Belakangan diketahui, wanita tersebut nekat ingin mengakhiri hidupnya karena terjerat permasalahan asmara. Pihak kepolisian kemudian menghubungi keluarga korban untuk menjemputnya.
Head of Subdivision Maxim Batam, Franstito Patria, menyatakan kebanggaannya atas tindakan yang dilakukan oleh Ferieli. Menurutnya, aksi tersebut mencerminkan nilai kemanusiaan yang menjadi teladan bagi mitra pengemudi lainnya.

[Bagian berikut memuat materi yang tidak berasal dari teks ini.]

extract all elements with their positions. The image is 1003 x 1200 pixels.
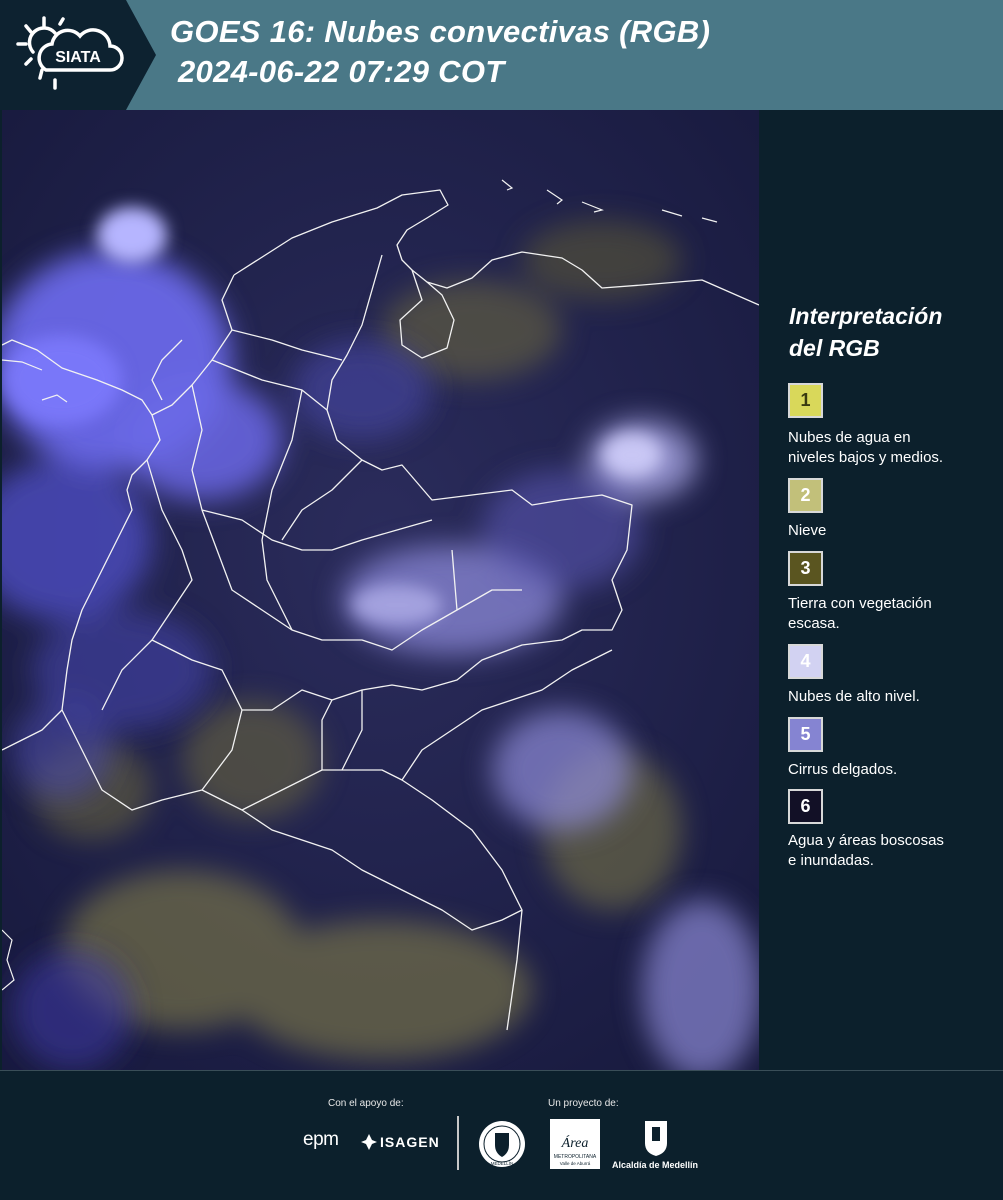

“Kami sangat mengapresiasi tindakan Ferieli. Aksinya mencerminkan nilai kemanusiaan yang luar biasa. Kami yakin kebaikan yang tulus akan memberikan dampak positif,” ujar Franstito.
Ferieli sendiri mengaku tindakannya murni didasari rasa kemanusiaan. “Saya hanya ingin memastikan penumpang saya aman. Saya merasa harus membantu karena setiap masalah pasti ada jalan keluarnya,” ucapnya.